The Scroll of the Rai-kirah taught us of demons—soulless, bodiless creatures, not evil in themselves, but who satisfied their hunger with human terror and madness and unholy death. The writing said that demons lived in the frozen northlands and would return there to regenerate when we cast them out of their human hosts. If they refused to go, we killed them—reluctantly, because we felt the world diminished, thrown out of balance, by the explosive power of their dying.

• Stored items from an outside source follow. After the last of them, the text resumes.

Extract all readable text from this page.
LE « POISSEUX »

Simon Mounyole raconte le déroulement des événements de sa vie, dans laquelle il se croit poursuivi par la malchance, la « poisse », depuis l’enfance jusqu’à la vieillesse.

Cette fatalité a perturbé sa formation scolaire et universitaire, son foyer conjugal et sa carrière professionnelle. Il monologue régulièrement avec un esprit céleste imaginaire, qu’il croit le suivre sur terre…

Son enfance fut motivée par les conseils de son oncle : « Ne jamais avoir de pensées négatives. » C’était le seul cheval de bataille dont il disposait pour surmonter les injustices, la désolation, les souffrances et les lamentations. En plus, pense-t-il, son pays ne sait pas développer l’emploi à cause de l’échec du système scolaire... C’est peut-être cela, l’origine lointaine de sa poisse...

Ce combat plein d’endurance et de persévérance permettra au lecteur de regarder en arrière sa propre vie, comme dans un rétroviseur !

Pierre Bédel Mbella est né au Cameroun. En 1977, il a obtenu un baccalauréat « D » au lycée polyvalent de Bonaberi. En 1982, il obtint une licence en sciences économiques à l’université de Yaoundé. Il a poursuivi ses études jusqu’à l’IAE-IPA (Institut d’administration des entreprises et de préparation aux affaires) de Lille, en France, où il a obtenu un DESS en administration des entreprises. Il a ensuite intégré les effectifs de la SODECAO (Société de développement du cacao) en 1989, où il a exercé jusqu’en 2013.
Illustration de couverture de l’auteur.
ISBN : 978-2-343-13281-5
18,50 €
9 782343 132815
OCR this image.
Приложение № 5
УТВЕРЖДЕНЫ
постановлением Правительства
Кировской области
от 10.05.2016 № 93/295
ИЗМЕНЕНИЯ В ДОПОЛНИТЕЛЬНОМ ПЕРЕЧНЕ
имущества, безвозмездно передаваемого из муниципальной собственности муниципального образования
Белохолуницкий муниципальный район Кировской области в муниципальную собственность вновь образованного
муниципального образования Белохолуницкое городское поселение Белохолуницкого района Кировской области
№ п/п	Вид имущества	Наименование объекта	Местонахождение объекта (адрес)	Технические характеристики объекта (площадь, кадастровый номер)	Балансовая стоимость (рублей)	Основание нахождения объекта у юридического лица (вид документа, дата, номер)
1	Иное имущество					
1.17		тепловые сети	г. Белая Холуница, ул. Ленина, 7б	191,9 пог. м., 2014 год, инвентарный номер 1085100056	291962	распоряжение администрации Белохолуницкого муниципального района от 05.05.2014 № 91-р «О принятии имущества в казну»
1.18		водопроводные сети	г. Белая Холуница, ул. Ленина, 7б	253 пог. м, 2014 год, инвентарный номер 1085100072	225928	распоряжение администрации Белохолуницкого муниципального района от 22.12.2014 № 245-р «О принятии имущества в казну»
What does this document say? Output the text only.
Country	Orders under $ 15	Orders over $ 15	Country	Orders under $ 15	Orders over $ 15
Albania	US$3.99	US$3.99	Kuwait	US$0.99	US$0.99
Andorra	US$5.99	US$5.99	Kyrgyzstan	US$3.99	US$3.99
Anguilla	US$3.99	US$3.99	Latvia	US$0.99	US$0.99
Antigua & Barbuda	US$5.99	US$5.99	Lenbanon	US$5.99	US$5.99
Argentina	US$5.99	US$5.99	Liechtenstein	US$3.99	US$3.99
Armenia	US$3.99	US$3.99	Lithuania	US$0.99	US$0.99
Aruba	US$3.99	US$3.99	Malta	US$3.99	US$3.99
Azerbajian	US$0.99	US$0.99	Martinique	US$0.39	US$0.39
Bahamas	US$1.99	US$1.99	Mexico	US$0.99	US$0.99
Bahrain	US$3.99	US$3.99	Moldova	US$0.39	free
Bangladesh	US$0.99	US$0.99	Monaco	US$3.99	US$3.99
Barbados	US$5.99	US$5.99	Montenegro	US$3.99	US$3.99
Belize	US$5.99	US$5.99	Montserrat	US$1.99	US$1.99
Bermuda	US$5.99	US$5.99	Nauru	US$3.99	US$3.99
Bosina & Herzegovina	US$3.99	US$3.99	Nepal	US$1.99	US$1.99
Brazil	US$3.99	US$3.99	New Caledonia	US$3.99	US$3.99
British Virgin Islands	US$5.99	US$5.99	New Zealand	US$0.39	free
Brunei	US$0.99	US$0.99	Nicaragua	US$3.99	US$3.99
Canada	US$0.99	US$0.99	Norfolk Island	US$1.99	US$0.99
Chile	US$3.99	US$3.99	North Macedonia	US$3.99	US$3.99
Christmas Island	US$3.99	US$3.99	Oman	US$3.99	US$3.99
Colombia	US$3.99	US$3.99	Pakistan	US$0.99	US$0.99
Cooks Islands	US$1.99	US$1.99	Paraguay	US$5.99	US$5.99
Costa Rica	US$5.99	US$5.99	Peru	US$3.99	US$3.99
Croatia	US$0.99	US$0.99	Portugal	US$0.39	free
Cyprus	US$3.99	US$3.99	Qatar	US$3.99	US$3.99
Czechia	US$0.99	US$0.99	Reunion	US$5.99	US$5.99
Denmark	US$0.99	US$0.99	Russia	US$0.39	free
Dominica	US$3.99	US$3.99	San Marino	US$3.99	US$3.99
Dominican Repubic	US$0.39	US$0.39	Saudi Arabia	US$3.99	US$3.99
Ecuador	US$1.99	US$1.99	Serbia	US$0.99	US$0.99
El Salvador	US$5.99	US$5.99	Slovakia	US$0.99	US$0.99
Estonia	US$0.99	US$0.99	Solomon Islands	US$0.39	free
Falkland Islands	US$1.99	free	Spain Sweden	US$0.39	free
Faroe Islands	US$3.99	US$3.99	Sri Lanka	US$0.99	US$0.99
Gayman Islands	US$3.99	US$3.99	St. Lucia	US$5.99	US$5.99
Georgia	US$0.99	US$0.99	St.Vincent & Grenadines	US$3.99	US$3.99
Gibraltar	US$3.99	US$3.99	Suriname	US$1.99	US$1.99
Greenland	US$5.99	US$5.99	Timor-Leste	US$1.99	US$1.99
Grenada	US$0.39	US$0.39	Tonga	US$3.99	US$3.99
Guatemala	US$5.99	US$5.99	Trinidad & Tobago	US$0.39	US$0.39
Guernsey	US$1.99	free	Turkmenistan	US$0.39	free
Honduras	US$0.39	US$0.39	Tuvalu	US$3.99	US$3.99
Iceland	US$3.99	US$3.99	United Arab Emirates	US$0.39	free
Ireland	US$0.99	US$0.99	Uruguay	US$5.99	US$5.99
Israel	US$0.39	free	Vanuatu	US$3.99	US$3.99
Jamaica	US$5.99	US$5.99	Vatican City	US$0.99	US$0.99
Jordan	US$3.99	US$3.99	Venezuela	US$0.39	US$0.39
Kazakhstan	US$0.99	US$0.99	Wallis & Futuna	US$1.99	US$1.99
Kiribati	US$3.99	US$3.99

The Scroll of Prophecy warned us of corruption and the need for vigilance lest the rai-kirah follow the path of our weaknesses to infest our own souls. In this scroll a Seer named Eddaus had written of the war to end the world, and the battle where the Warrior of Two Souls would face the Lord of Demons. Eddaus never mentioned that the Warrior of Two Souls was really two men, a Derzhi prince and a sorcerer slave—Aleksander and myself. Together we had fought the battle and won it. After foretelling this combat, the prophecy ended. Abruptly. Whatever further seeing had been granted to our ancestors had been lost or destroyed with their other writings.
Other than the scrolls only two artifacts remained from that ancient time: the originals of the silver knives that could be transformed into any kind of weapon when carried beyond the portal, and the Luthen mirrors, the oval glasses that could paralyze a demon by showing the creature its own reflection. Everything else we knew had been learned from hard experience. Though we could explain so little of our history, the evidence of our eyes taught us why we had to do it—the terrible consequences of demon possession left unopposed. Only a few other people in the world had power for true sorcery, and none of them seemed to know anything of rai-kirah. We buried our questions because we saw no alternatives.
No scroll or writing or experience explained this dreadful thing that happened to our children—the one in every few hundred births that was born possessed. An infant had no barriers to the demon within it, and so the child and the demon were inseparable. And even if we had known how to untangle the child’s being from the demon, it was impossible to create a stable portal into an infant’s soul—so small, so inexperienced, so chaotic. Yet we dared not have a demon living in our midst, and thus our law required us to be rid of them. I had never given the dilemma much thought. Not until it was my own.
 
“She killed our child.” I sat on Catrin’s hearth rug, the afternoon sun pouring in through the open front door. I had slept for a few hours before waking with the understanding I would have fought fifty demons at once to avoid. My body was numb. My soul was desolation. A sword could have sliced off my arm, and I would not have felt it. Catrin pressed a cup into my hand and forced me to drink from it, but I could not have said whether the drink was hot or cold, bitter or sweet. I was as lost and adrift as the dust motes floating in the angled sunbeams. “She left him naked on a rock for the wolves to find, and now everyone pretends he never existed. They shun even the memory of him because they don’t know what else to do. How could she do it? We say self-murder is abhorrent to the gods. What of infant murder? A child can do no evil.”